Electret microphone hysteresis

In attempting to determine the I-vs-V characteristics of an electret microphone, I stumbled across a phenomenon that I’m still having difficulty explaining.  What I was looking for was a plot like this one:

I-vs-V DC characteristics for an electret microphone. The linear and saturation regions are nicely distinguished and there is little noise.

In previous years I had collected the data with PteroDAQ, but this plot was done with my Analog Discovery 2, which combines both the function generator and the data acquisition. Because I was in a bit of a hurry, the first time I tried doing the characterization, I used a shorter period for the function generator, and got a somewhat different plot:

The hysteresis observed here was unexpected. The loop is traced clockwise, with the upper curve for increasing voltage and the lower curve for decreasing voltage.

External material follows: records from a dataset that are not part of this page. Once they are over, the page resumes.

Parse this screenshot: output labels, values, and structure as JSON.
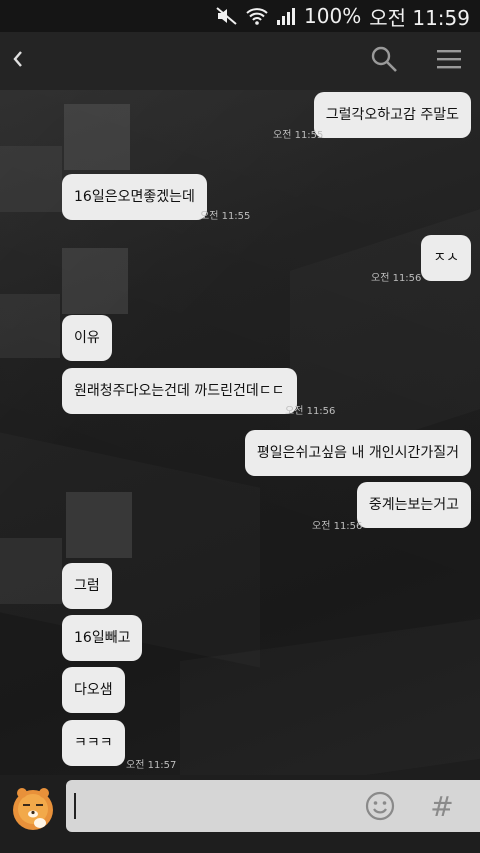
{
  "status_bar": {
    "battery": "100%",
    "time": "오전 11:59",
    "icons": [
      "mute-icon",
      "wifi-icon",
      "signal-icon"
    ]
  },
  "top_bar": {
    "icons": [
      "back-icon",
      "search-icon",
      "menu-icon"
    ]
  },
  "messages": [
    {
      "side": "right",
      "text": "그럴각오하고감 주말도",
      "time": "오전 11:55"
    },
    {
      "side": "left",
      "text": "16일은오면좋겠는데",
      "time": "오전 11:55"
    },
    {
      "side": "right",
      "text": "ㅈㅅ",
      "time": "오전 11:56"
    },
    {
      "side": "left",
      "text": "이유",
      "time": ""
    },
    {
      "side": "left",
      "text": "원래청주다오는건데 까드린건데ㄷㄷ",
      "time": "오전 11:56"
    },
    {
      "side": "right",
      "text": "평일은쉬고싶음 내 개인시간가질거",
      "time": ""
    },
    {
      "side": "right",
      "text": "중계는보는거고",
      "time": "오전 11:56"
    },
    {
      "side": "left",
      "text": "그럼",
      "time": ""
    },
    {
      "side": "left",
      "text": "16일빼고",
      "time": ""
    },
    {
      "side": "left",
      "text": "다오샘",
      "time": ""
    },
    {
      "side": "left",
      "text": "ㅋㅋㅋ",
      "time": "오전 11:57"
    }
  ],
  "input": {
    "value": "",
    "icons": [
      "emoji-icon",
      "hash-icon"
    ],
    "hash_symbol": "#"
  },
  "colors": {
    "bubble": "#ececec",
    "top_bar": "#242424",
    "status_bar": "#151515",
    "input_bg": "#d6d6d6"
  }
}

At first I thought that the effect was a thermal one, like I saw when characterizing power MOSFETs, but a thermal phenomenon would get more pronounced at slower sweep rates (more time to heat up and cool down), while the hysteresis here could be reduced by sweeping very slowly. Also, the hysteresis did not rely on running large currents—the mic was dissipating less than 1mW at the most, and changing the voltage range did not change the hysteresis much.

My next conjecture was a capacitive effect, which I tentatively confirmed by either adding a capacitor in parallel with mic (increasing the hysteresis) or a capacitor in parallel with the 5.1kΩ sense resistor (which reduced the hysteresis or even reversed it).

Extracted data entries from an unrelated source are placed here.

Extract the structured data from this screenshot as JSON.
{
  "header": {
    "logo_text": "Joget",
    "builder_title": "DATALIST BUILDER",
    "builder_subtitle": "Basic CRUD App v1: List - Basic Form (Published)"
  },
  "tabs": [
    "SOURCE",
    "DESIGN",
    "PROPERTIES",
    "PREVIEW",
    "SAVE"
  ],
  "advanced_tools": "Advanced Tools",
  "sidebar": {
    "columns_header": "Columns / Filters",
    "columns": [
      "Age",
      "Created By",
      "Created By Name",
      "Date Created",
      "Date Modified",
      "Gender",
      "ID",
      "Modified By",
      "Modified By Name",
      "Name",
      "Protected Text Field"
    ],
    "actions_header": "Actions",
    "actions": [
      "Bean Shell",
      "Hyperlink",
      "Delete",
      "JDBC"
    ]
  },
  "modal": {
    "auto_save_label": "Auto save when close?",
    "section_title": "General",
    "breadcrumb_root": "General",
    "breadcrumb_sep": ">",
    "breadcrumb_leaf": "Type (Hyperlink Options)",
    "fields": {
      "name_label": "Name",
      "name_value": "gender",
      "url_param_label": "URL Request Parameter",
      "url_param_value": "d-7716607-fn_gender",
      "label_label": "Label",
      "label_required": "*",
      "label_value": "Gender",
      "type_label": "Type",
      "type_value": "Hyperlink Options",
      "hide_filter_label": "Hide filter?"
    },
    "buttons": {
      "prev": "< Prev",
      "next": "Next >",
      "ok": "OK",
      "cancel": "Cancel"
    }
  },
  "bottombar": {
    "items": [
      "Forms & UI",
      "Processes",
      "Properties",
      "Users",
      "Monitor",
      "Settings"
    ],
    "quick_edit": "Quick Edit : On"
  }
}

I tried playing with the frequency of the excitation waveform, to see what happened to the hysteresis:

This pretty plot shows the transition from nearly DC (the curve that looks like the first one of the post) to something that looks almost like a resistor, with current going up linearly with voltage, as the frequency is increased.

Because the hysteresis did not seem to depend on the amount of the sweep, I picked a voltage well into the saturation region (4V), and tried doing a Bode plot of impedance for the mic for a relatively small signal (±1V). I then fit the Bode plot with an (R1+C)||R2 model:

The parallel resistor corresponds to the slope of the DC I-vs-V curve around a bias of 4V. The model fits the data so well that the curve for the data is hidden by the model curve.

I also tried a Bode plot for a DC offset of 2V and an amplitude of ±300mV:

Like with the 4V DC bias, I got an extremely good fit with the (R1+C)||R2 model. The parallel resistance is different, because the slope of the I-vs-V plot is a little higher (so smaller resistance) at 2V than at 4V.

Because the network tool in WaveForms 2015 provides phase information as well as magnitude information, I did my fit first on magnitude, then on phase. The phase fitting was also extremely good:

I show only the 2V phase plot here—the 4V one is similar, though the biggest phase shift is -56.5° at 3.5V, rather than -45.1° at 4.6 Hz.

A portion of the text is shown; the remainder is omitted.